When I get into an actual library, I can ferret out a lot more information about them -- I'm pretty good at that, if I must say so myself. That still doesn't answer the main question; or, rather, it answers the superficial part of the question. I know roughly who Lydia Dennett was, where she lived, who she was married to, her father, her interest in abolition (and perhaps women's rights, since she corresponded with Paulina Wright Davis), and that she met Douglass in the 1840s.

What I don't know is this: who was Lydia Dennett that Douglass would write such a scathing assessment of his wife and his perception of his marital woes to her? Who else did he bitch about his wife to?

And who did Anna bitch about her husband to?

4 comments:

Dame Eleanor Hull said...

I love these questions. I work farther back, and it's harder to answer them, hard even to get the framework that would let you start to tell an unsubstantiable story about the people, but I love posing them and trying to answer them.

Susan said...

Wow. Just Wow. Starting with the unbelievableness of the letter, and writing it to someone who was not, apparently, a close connection...

Like Dame Eleanor, the odds of my having correspondence like yours is slender to none, but I love the asking of the questions.

Clio Bluestocking said...

I know! This will probably end up being a bone I can't let go -- like with the sister thing.
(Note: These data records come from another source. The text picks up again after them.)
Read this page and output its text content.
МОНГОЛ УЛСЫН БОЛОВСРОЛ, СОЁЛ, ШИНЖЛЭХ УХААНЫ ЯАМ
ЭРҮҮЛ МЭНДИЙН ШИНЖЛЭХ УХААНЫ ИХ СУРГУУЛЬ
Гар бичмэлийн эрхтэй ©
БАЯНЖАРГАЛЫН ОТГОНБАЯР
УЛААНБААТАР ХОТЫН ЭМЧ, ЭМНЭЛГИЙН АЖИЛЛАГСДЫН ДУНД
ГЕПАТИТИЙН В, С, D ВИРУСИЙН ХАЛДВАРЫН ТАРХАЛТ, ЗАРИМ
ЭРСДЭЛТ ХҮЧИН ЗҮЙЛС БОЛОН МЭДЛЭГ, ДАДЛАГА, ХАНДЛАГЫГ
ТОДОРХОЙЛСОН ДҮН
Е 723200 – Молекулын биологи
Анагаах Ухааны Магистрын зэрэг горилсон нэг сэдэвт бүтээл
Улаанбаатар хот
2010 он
I always thought that those unanswerable questions were the point where the historian stops and the novelist begins, at least for really good historical fiction. Also, perhaps the historian can wade into the novelist's territory, then come back with some new perspective that allows the historian to ask slightly different questions that maybe can be answered. Or not. Either way, it is fun, isn't it?

publicservant1 said...

My husband is the great great grandson of Oliver Dennett. Dennett married Lydia Neal after his first wife died. She raised my husband's great great grandmother Sophia (married Moses Gould) We are very interested in your research and know something of her relationship with Douglass and her abolitionist work in Portland.Lydia was related to John Neal and Neal Dow (father of prohibition) They were Quakers. See a book "Mothers of Maine for more info. We have a photo of my husband's great grand father being held by a black girl c. 1860.

We would like any info you might have.